La señorita Barton tenía, según dijo, la dirección de dos personas que le dieron referencias suyas. Una la había olvidado, pero la otra logró recordarla tras algunos esfuerzos. Resultó ser la de una señora que ahora vivía en Australia. Se le escribió y su respuesta, que naturalmente tardó bastante en llegar, no sirvió de gran ayuda. Decía que la señorita Durrant había sido señorita de compañía suya por un determinado espacio de tiempo, cumpliendo su cometido del modo más eficiente, que era una mujer encantadora, pero nada sabía de sus asuntos particulares ni de sus parientes.
De modo que, como les digo, no era nada extraordinario en realidad, pero fueron las dos cosas juntas las que despertaron mis recelos. Aquella Amy Durrant de quien nadie sabía nada y la curiosa historia de la española que presenció la escena. Sí, y añadiré otra cosa: cuando me incliné por primera vez sobre el cuerpo de la ahogada y la señorita Barton se dirigía hacia las casetas de los pescadores, se volvió a mirar con una expresión en su rostro que sólo puedo calificar de intensa ansiedad, una especie de duda angustiosa que se me quedó grabada en la mente.
Entonces no me pareció extraño. Lo atribuí a la terrible pena que sentía por su amiga, pero más tarde comprendí que no era por eso. Entre ellas no existía relación alguna y por ello no podía sentir un hondo pesar. La señorita Barton apreciaba a Amy Durrant y su muerte la había sobresaltado, eso era todo.
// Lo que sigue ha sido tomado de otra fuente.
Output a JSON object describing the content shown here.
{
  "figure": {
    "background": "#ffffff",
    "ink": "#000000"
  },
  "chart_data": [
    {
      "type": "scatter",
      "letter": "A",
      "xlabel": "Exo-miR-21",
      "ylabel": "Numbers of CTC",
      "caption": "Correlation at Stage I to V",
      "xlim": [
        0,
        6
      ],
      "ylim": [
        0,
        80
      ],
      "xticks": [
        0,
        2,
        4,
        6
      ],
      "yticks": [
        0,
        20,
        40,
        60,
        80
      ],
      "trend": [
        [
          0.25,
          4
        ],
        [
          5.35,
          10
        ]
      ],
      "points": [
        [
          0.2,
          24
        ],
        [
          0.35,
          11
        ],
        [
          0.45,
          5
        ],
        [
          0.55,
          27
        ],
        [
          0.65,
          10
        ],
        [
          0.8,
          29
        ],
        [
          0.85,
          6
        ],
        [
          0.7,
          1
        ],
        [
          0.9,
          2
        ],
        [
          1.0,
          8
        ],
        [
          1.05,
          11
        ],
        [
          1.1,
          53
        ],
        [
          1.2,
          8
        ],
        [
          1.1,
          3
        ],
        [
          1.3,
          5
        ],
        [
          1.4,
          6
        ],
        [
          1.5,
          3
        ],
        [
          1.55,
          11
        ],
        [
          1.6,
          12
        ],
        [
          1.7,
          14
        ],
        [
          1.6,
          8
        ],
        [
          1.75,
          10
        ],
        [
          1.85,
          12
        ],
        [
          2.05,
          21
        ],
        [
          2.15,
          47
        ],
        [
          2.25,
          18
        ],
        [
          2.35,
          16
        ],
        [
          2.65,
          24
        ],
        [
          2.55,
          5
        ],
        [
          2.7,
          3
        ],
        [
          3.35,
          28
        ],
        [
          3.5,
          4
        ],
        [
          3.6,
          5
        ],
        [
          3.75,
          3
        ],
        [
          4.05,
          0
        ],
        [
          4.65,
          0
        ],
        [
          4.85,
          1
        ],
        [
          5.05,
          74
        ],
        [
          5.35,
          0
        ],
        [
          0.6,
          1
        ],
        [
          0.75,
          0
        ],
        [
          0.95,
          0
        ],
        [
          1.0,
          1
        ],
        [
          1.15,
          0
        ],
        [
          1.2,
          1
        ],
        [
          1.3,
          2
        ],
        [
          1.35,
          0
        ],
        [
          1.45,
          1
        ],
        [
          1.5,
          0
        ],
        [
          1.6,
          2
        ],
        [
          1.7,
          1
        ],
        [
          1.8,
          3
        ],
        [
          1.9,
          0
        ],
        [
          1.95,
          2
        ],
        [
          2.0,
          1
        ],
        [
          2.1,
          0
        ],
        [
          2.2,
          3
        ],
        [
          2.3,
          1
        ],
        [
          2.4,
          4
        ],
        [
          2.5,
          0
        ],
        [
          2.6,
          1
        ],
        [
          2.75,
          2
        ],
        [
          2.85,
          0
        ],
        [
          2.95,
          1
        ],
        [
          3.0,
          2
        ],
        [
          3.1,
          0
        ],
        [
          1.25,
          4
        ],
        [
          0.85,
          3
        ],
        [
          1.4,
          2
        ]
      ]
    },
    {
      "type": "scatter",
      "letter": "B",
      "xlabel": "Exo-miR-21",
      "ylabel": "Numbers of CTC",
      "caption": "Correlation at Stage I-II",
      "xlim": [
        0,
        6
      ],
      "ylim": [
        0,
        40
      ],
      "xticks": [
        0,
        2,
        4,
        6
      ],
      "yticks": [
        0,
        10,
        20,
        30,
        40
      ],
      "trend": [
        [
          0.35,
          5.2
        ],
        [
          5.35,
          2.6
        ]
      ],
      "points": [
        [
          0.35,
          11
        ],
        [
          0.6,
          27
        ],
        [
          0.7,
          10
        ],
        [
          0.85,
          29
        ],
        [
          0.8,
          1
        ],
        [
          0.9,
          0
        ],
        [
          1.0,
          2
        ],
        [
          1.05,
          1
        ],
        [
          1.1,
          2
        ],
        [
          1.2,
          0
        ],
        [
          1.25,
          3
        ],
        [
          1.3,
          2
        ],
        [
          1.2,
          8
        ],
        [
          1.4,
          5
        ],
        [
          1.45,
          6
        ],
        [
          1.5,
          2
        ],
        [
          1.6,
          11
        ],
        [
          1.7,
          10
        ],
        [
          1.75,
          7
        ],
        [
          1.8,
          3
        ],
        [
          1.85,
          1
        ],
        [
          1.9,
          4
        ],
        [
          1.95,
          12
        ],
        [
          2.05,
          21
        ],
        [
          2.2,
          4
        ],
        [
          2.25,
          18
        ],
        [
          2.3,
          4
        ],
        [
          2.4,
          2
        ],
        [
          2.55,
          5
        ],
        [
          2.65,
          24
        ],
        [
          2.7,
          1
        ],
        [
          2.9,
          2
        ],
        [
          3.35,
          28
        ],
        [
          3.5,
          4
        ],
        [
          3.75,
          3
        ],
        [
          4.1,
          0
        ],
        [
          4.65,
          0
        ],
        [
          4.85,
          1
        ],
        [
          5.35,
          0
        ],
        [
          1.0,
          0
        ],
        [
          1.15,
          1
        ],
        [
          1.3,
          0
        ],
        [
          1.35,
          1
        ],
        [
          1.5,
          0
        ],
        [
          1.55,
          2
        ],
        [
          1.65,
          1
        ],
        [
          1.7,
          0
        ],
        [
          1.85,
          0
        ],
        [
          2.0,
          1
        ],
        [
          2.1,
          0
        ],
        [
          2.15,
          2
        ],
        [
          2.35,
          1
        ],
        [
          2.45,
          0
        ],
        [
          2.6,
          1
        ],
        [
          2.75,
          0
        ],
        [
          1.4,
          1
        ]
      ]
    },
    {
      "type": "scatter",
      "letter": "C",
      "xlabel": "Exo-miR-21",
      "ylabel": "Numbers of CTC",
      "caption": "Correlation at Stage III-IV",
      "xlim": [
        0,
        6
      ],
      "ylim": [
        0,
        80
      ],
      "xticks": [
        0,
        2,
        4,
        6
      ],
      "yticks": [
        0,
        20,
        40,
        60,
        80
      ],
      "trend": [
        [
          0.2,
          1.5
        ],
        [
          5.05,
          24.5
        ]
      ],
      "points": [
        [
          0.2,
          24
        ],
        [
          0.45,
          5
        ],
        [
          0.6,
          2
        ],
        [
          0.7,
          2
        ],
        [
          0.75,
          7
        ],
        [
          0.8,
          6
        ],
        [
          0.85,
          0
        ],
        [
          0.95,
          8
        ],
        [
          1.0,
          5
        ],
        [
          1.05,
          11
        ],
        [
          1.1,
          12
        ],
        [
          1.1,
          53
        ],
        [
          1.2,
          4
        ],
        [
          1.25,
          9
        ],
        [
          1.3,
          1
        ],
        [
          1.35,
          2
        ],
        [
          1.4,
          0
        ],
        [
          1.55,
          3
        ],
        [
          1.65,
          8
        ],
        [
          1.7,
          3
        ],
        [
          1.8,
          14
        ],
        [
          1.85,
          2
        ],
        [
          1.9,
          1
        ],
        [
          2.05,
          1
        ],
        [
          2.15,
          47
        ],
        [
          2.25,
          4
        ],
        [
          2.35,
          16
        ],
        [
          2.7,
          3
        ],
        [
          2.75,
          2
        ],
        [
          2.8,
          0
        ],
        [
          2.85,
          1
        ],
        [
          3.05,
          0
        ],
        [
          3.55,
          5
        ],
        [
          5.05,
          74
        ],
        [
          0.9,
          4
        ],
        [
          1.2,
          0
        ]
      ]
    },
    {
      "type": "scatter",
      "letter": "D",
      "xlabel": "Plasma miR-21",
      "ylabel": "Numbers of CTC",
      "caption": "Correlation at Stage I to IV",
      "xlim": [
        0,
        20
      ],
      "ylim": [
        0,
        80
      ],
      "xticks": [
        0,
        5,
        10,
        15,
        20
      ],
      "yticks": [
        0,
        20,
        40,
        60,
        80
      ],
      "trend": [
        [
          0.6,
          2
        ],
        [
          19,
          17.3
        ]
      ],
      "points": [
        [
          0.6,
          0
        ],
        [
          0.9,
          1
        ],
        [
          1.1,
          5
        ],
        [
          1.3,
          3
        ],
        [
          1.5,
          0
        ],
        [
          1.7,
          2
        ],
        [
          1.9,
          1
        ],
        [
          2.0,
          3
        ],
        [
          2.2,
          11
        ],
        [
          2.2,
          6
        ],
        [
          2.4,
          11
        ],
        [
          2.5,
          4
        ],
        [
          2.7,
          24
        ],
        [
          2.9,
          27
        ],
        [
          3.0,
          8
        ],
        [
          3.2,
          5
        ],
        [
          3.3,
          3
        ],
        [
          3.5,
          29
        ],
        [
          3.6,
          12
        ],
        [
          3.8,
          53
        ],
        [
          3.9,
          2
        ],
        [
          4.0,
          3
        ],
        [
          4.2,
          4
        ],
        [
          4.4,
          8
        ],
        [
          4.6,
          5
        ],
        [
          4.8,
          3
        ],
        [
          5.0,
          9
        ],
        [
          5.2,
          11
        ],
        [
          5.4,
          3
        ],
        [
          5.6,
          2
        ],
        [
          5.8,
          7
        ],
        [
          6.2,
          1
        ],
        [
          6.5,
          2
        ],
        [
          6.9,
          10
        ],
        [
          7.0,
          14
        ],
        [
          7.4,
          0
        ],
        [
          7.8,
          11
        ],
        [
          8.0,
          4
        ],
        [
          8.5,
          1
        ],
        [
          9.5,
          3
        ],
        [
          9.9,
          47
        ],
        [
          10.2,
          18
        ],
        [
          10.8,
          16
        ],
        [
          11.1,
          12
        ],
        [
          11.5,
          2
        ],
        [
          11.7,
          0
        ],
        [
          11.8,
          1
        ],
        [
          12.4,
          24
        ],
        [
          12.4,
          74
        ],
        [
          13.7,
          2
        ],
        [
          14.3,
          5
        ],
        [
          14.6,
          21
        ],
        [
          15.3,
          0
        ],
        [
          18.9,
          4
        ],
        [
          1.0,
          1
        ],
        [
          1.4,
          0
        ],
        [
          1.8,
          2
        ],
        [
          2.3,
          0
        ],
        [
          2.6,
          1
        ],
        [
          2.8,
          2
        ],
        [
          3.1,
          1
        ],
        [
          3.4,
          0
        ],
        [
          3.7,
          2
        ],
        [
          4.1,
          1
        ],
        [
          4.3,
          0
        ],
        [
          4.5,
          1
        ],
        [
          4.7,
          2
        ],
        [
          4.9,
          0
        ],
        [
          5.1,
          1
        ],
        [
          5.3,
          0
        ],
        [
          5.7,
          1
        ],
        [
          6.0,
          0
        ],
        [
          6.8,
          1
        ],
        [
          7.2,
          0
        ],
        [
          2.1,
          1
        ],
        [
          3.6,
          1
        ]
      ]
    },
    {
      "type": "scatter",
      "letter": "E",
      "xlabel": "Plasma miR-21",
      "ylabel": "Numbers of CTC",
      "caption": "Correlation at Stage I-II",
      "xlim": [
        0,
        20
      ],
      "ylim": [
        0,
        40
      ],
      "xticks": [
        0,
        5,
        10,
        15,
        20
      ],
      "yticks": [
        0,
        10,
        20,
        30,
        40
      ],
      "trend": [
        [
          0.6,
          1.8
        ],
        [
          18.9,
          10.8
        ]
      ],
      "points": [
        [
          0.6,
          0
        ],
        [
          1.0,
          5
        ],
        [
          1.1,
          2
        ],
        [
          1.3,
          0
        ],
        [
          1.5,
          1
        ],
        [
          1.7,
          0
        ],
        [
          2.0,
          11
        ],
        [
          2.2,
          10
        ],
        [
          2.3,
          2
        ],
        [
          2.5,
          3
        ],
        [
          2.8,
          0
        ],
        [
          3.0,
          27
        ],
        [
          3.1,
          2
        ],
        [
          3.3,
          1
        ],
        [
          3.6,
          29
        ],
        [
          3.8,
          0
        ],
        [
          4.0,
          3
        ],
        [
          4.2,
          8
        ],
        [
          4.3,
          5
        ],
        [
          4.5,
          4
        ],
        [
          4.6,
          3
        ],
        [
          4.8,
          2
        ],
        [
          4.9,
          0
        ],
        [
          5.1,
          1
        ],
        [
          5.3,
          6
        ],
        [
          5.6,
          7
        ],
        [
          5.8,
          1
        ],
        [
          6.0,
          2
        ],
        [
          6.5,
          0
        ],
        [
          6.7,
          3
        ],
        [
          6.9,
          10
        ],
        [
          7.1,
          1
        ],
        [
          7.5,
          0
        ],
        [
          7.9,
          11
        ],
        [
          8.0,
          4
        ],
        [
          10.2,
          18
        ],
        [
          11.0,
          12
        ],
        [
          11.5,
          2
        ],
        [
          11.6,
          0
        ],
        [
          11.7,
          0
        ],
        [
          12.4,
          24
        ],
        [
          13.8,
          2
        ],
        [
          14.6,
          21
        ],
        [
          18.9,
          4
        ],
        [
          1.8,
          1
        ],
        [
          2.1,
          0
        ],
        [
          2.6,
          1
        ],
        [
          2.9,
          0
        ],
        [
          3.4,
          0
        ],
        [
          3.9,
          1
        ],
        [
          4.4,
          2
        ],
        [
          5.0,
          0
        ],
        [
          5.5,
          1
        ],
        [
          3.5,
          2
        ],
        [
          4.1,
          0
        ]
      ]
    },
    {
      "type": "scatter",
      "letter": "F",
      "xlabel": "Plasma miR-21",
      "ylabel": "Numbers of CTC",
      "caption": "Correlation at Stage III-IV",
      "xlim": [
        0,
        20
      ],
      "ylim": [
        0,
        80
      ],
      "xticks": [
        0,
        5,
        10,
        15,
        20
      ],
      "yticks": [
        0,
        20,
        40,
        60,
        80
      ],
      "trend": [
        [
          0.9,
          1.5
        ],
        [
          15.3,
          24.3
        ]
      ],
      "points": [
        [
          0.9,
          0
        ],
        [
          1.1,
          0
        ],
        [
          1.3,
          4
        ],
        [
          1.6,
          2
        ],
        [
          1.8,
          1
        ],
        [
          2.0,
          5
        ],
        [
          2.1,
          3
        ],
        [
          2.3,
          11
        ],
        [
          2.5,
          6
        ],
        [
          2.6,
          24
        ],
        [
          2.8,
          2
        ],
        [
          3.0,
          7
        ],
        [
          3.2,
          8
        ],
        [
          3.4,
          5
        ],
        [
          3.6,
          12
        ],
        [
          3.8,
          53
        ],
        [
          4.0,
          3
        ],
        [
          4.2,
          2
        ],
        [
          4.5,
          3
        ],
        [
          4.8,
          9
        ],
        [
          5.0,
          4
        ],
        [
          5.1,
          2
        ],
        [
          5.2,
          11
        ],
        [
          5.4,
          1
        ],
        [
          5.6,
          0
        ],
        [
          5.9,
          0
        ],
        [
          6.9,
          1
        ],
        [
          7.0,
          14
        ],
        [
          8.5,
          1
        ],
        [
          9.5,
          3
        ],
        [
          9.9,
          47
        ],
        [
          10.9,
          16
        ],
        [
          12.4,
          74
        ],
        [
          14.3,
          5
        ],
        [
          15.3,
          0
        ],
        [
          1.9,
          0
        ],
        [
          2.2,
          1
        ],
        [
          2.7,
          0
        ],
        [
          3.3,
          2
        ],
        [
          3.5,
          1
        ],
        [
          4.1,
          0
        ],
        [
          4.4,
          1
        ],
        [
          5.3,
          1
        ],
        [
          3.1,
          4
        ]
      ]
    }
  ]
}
Pero entonces, ¿a qué se debía aquella inmensa angustia? Ésa es la pregunta que me atormentaba. No me equivoqué al interpretar aquella mirada y, casi contra mi voluntad, una respuesta comenzó a tomar forma en mi mente. Supongamos que la historia de la mujer española fuese cierta. Supongamos que Mary Barton hubiera intentado ahogar a sangre fría a Amy Durrant. Consigue mantenerla bajo el agua mientras simula salvaría y es rescatada por un bote. Se encuentra en una playa solitaria, lejos de todas partes, y entonces aparezco yo, lo último que ella esperaba. ¡Un médico! ¡Y un médico inglés! Sabe muy bien que personas que han permanecido sumergidas en el agua más tiempo que Amy Durrant han vuelto a la vida gracias a la respiración artificial. Pero ella tiene que representar su papel y marcharse dejándome solo con su víctima. Y cuando se vuelve a mirar por última vez, una terrible angustia se refleja en su rostro. ¿Volverá a la vida Amy Durrant y contará lo que sabe?”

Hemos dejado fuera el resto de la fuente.